I think I may have found the issue. In forget_point
:
# If parent is the root...
if parent is self.root:
# Delete parent
del parent
# Set sibling as new root
sibling.u = None
if isinstance(sibling, Leaf):
sibling.d = 0
self.root = sibling
# Update depths
self.map_leaves(sibling, op=self._increment_depth, inc=-1)
return self.leaves.pop(index)
Should be something like:
# If parent is the root...
if parent is self.root:
# Delete parent
del parent
# Set sibling as new root
sibling.u = None
self.root = sibling
# Update depths
if isinstance(sibling, Leaf):
sibling.d = 0
else:
self.map_leaves(sibling, op=self._increment_depth, inc=-1)
return self.leaves.pop(index)
Still need to test.
Hi @sapols,
I believe I fixed the issue. I've pulled the modified code into master. Still need to upload to pypi.

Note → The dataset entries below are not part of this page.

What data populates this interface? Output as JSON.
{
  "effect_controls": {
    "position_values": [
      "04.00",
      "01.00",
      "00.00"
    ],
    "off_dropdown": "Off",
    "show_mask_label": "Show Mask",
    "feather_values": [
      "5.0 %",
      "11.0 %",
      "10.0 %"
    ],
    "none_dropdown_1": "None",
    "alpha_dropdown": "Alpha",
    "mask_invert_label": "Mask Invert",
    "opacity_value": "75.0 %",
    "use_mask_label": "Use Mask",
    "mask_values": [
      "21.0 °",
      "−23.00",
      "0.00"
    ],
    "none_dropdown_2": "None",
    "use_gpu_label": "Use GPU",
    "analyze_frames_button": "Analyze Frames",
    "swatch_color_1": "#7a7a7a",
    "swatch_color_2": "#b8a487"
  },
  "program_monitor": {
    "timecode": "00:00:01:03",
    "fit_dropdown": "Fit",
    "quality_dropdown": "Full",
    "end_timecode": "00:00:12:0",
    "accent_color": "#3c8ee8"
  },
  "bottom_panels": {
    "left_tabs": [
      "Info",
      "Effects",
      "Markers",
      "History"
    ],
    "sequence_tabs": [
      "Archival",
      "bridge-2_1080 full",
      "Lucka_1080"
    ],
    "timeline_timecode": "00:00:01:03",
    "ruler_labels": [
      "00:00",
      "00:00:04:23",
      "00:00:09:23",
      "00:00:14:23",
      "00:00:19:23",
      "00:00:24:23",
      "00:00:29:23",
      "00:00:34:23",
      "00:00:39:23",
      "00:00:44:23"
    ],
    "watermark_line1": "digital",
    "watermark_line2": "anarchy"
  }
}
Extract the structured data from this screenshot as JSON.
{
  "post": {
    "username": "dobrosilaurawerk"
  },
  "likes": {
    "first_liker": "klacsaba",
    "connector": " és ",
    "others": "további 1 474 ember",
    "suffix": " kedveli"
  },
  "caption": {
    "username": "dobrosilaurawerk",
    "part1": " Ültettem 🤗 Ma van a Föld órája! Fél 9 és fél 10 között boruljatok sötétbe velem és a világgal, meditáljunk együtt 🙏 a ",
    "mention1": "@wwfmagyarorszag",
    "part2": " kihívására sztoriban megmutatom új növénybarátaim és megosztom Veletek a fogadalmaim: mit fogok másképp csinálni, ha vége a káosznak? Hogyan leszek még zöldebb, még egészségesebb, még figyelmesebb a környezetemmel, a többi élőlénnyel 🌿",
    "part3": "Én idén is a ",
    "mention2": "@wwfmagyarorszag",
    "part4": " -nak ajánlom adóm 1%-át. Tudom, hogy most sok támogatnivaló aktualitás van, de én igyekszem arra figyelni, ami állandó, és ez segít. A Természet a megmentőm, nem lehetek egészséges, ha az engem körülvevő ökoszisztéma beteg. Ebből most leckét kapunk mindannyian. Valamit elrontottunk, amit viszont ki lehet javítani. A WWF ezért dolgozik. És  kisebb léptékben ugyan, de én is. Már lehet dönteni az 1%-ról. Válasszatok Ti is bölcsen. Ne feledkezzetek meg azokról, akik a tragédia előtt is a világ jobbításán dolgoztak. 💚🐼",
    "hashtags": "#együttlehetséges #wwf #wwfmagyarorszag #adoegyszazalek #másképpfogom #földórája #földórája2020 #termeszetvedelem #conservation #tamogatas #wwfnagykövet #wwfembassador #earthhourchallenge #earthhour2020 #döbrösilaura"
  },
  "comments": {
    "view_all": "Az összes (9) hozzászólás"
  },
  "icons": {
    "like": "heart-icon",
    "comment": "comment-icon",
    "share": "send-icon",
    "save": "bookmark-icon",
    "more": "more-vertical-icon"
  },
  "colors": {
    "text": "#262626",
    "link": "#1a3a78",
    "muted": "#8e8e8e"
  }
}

Let me know if you are still running into this issue.
A couple notes:
Also, instead of FIFO sampling, I'd probably recommend using something like reservoir sampling: https://en.wikipedia.org/wiki/Reservoir_sampling
Thanks, MDB
@mdbartos Thank you for the fix! My dataset doesn't break the algorithm anymore. And I appreciate the notes. I'm a satisfied customer.
I was essentially replicating the streaming example in this repo except with my own dataset and the code broke with the error shown in the screenshot.
My full code is here.
The bug is at line 460 of
rrcf.py
:local variable 'branch' referenced before assignment
. What's going wrong is beyond me. Will someone please look into this? I work at LASP, a laboratory in Boulder, CO, and we're considering using this code in production, but we can't while this bug exists.